The landscape remains the most turbulent aspect of El Salvador and it’s a kind of place where you let yourself go with the flow. I had only two weeks to spend in this country. So as soon as I crossed the border and met an old farmer, I asked him what he would do if he had only two weeks in El Salvador. As it turned out, all of his suggestions were excellent.
My first stop was San Salvador, the busy, dusty capital. After a couple of crazy nights partying in the Zona Rossa, one of the nicest party streets of the few worthwhile attractions of the meaningless capital, Dimitris (one of my best friends from childhood) and I got together to go to Lago de Coatepeque, a long way from the coast. The Pacific coast didn’t really appeal to me so we spent only a few days in small villages and then we headed to Coatepeque Lake. On the eastern slope of the volcano of Santa Anna, the lake is a clean, sparkling blue volcanic crater lake, 6km wide and 120m deep, surrounded by green slopes. Here the old man’s suggestion proved to be true. “Hermano -my brother, as he called me- don’t bother about the rest.
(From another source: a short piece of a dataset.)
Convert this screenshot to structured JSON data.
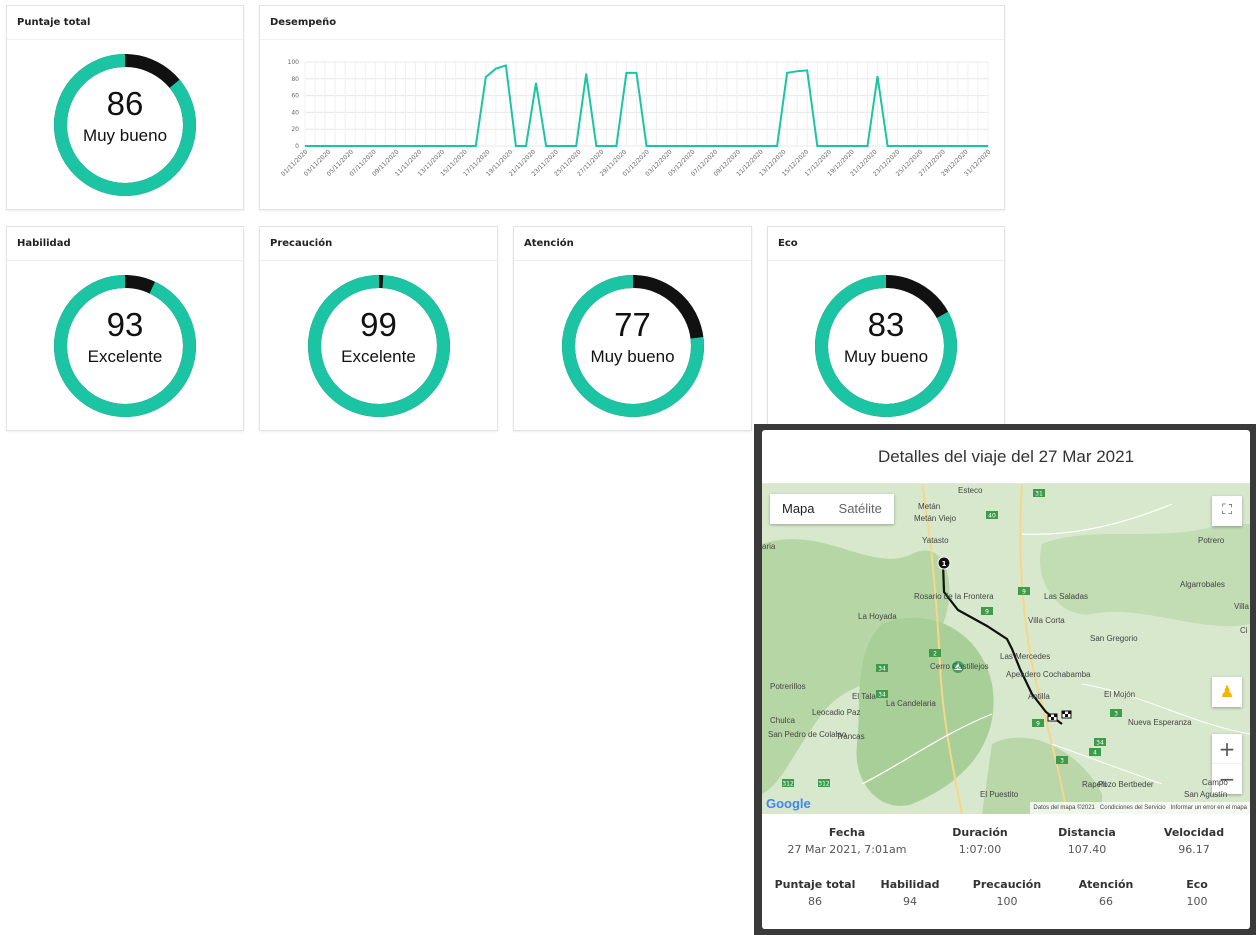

Go straight to Coatepeque” he said. We ended up staying one week at a beautiful wooden hostel built on pillars at the edge of the lake, with our small patio facing the whole lake. It’s a really special place in this beautiful world of ours. Here we had the experience of an earthquake outside our own country. Maybe not as strong and that was the good part of it because it gave us the opportunity to take a beautiful walk around the two nearby volcanoes of Santa Anna and Izako. All great memories added to the already beautiful trip.
El Salvador isn’t as great for backpack tourism as its neighboring countries but a trip there affords the experience of watching a country redefine itself. Don’t come here for a relaxing vacation. Come only if you want to know how people in Central America live.